You can then use this class to sample equally from multiple datasets. This approach ensures compatibility with the latest WebDataset API.


Issue #154

Q: How can I split a WebDataset into training and evaluation sets based on target labels during runtime in PyTorch Lightning?

A: To split a WebDataset into training and evaluation sets based on target labels during runtime, you can use the select method to filter samples according to their labels. This approach allows you to dynamically create different datasets for training and evaluation. For instance, you can filter out samples with labels 0 and 1 for training and use samples with label 2 for evaluation.
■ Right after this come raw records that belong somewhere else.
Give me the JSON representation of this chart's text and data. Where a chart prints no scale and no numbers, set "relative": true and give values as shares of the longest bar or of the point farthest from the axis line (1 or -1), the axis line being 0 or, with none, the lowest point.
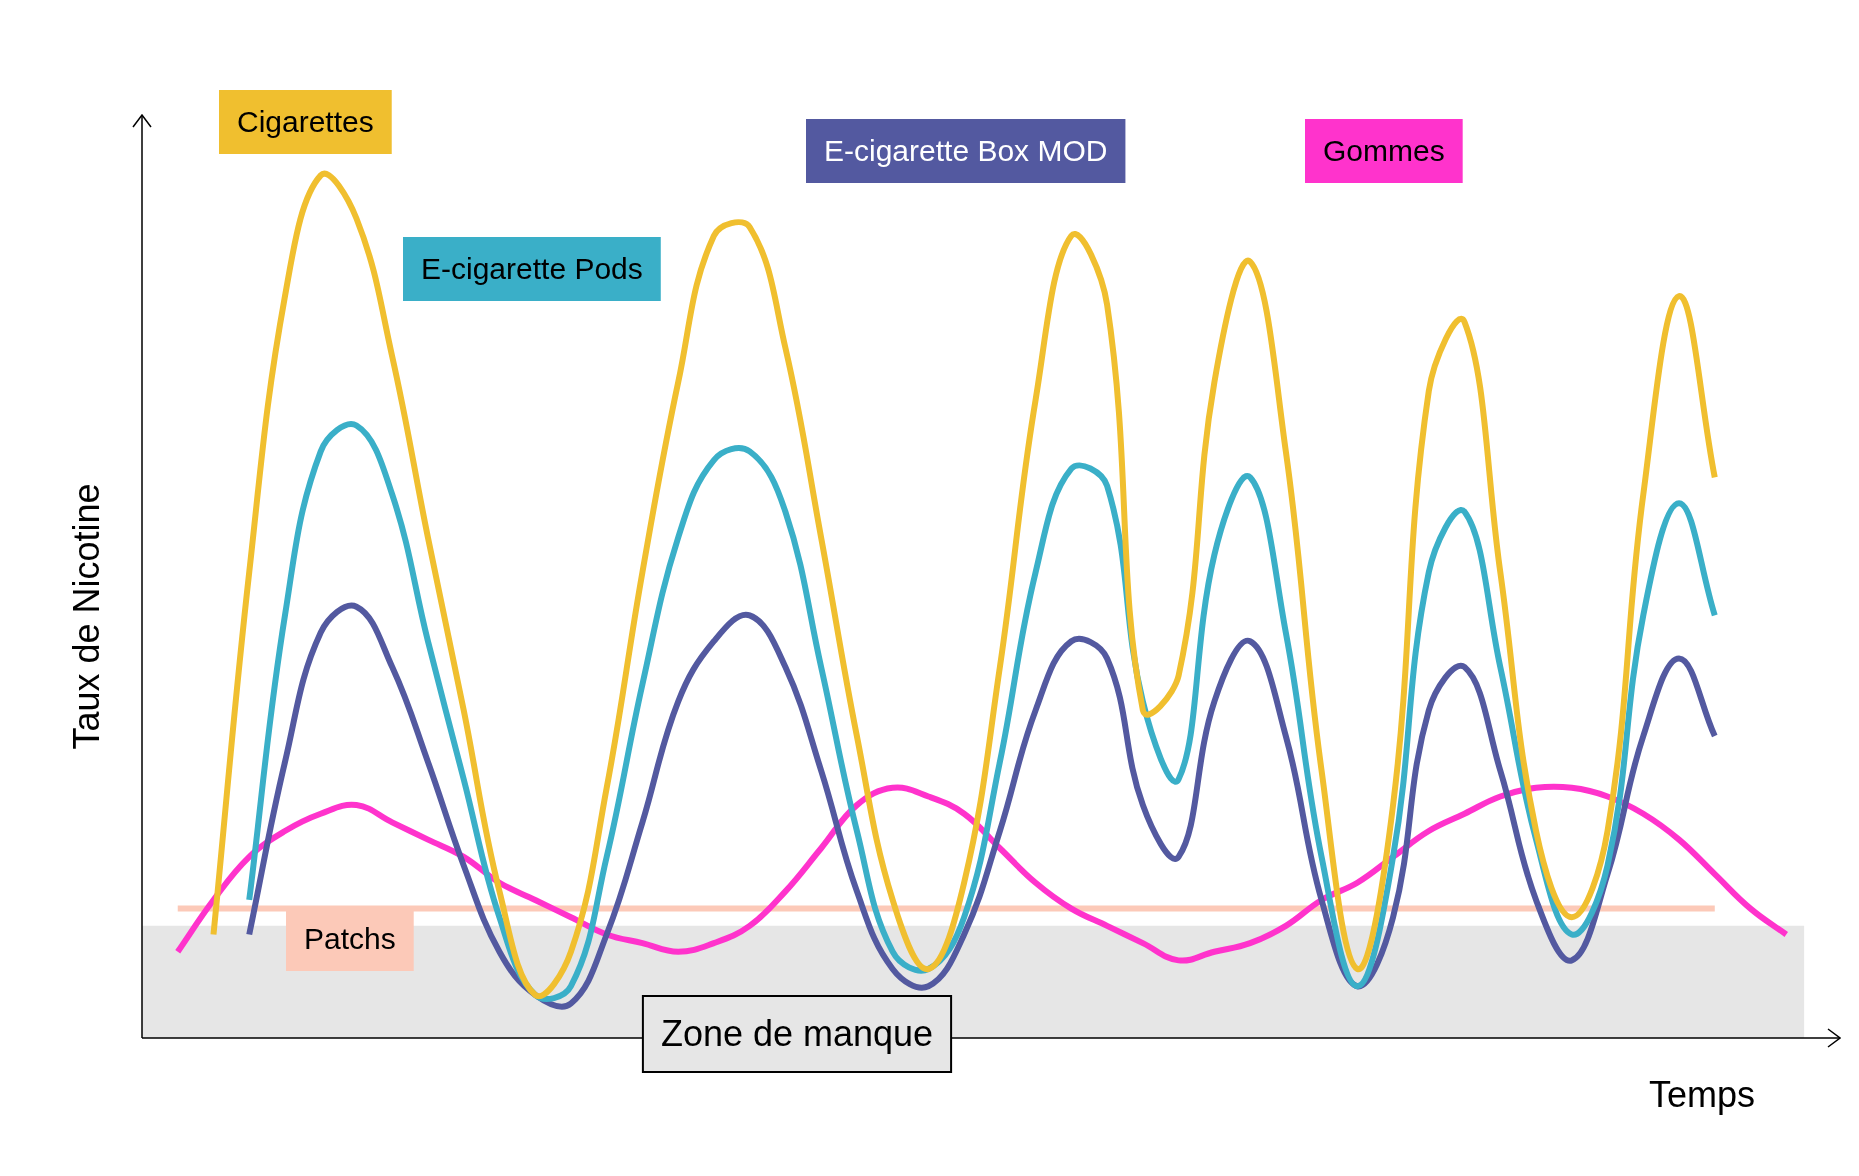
{
  "chart_data": {
    "type": "line",
    "relative": true,
    "ylabel": "Taux de Nicotine",
    "xlabel": "Temps",
    "legend": false,
    "marker": "none",
    "line_style": "solid",
    "categories": [
      null,
      null,
      null,
      null,
      null,
      null,
      null,
      null,
      null,
      null,
      null,
      null,
      null,
      null,
      null,
      null,
      null,
      null,
      null,
      null,
      null,
      null,
      null,
      null,
      null,
      null,
      null,
      null,
      null,
      null,
      null,
      null,
      null,
      null,
      null,
      null,
      null,
      null,
      null,
      null,
      null,
      null,
      null,
      null,
      null,
      null,
      null,
      null
    ],
    "series": [
      {
        "name": "Cigarettes",
        "color": "#f0bf2f",
        "values": [
          null,
          null,
          0.12,
          0.54,
          0.86,
          1,
          0.95,
          0.79,
          0.58,
          0.38,
          0.17,
          0.05,
          0.1,
          0.29,
          0.54,
          0.76,
          0.93,
          0.94,
          0.8,
          0.58,
          0.35,
          0.16,
          0.08,
          0.18,
          0.43,
          0.74,
          0.93,
          0.85,
          0.38,
          0.42,
          0.76,
          0.9,
          0.68,
          0.31,
          0.08,
          0.27,
          0.75,
          0.83,
          0.54,
          0.24,
          0.14,
          0.24,
          0.63,
          0.86,
          0.65,
          null,
          null,
          null
        ]
      },
      {
        "name": "E-cigarette Pods",
        "color": "#3aafc8",
        "values": [
          null,
          null,
          null,
          0.16,
          0.49,
          0.68,
          0.71,
          0.63,
          0.46,
          0.3,
          0.14,
          0.05,
          0.06,
          0.21,
          0.41,
          0.58,
          0.67,
          0.68,
          0.61,
          0.43,
          0.24,
          0.1,
          0.08,
          0.14,
          0.32,
          0.54,
          0.66,
          0.64,
          0.39,
          0.3,
          0.56,
          0.65,
          0.47,
          0.21,
          0.06,
          0.21,
          0.54,
          0.61,
          0.43,
          0.23,
          0.12,
          0.2,
          0.49,
          0.62,
          0.49,
          null,
          null,
          null
        ]
      },
      {
        "name": "E-cigarette Box MOD",
        "color": "#5359a0",
        "values": [
          null,
          null,
          null,
          0.12,
          0.32,
          0.47,
          0.5,
          0.43,
          0.32,
          0.2,
          0.1,
          0.05,
          0.04,
          0.12,
          0.25,
          0.39,
          0.46,
          0.49,
          0.43,
          0.31,
          0.17,
          0.08,
          0.06,
          0.12,
          0.24,
          0.38,
          0.46,
          0.44,
          0.27,
          0.21,
          0.39,
          0.46,
          0.35,
          0.16,
          0.06,
          0.14,
          0.38,
          0.43,
          0.31,
          0.16,
          0.09,
          0.19,
          0.35,
          0.44,
          0.35,
          null,
          null,
          null
        ]
      },
      {
        "name": "Gommes",
        "color": "#ff33cc",
        "values": [
          null,
          0.1,
          0.16,
          0.21,
          0.24,
          0.26,
          0.27,
          0.25,
          0.23,
          0.21,
          0.18,
          0.16,
          0.14,
          0.12,
          0.11,
          0.1,
          0.11,
          0.13,
          0.17,
          0.22,
          0.27,
          0.29,
          0.28,
          0.26,
          0.22,
          0.18,
          0.15,
          0.13,
          0.11,
          0.09,
          0.1,
          0.11,
          0.13,
          0.16,
          0.18,
          0.21,
          0.24,
          0.26,
          0.28,
          0.29,
          0.29,
          0.28,
          0.26,
          0.23,
          0.19,
          0.15,
          0.12,
          null
        ]
      },
      {
        "name": "Patchs",
        "color": "#fcc9b8",
        "values": [
          null,
          0.15,
          0.15,
          0.15,
          0.15,
          0.15,
          0.15,
          0.15,
          0.15,
          0.15,
          0.15,
          0.15,
          0.15,
          0.15,
          0.15,
          0.15,
          0.15,
          0.15,
          0.15,
          0.15,
          0.15,
          0.15,
          0.15,
          0.15,
          0.15,
          0.15,
          0.15,
          0.15,
          0.15,
          0.15,
          0.15,
          0.15,
          0.15,
          0.15,
          0.15,
          0.15,
          0.15,
          0.15,
          0.15,
          0.15,
          0.15,
          0.15,
          0.15,
          0.15,
          0.15,
          null,
          null,
          null
        ]
      }
    ],
    "bands": [
      {
        "axis": "y",
        "from": 0,
        "to": 0.13,
        "label": "Zone de manque",
        "color": "#e6e6e6"
      }
    ]
  }
}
Here is an example:

training_ds = WebDataset(...).decode(...).select(lambda sample: sample["kind"] in [0, 1])
training_dl = WebDataloader(training_ds, ...)

val_ds = WebDataset(...).decode(...).select(lambda sample: sample["kind"] == 2)
val_dl = WebDataloader(val_ds, ...)

This method ensures that your training and evaluation datasets are correctly split based on the target labels during runtime.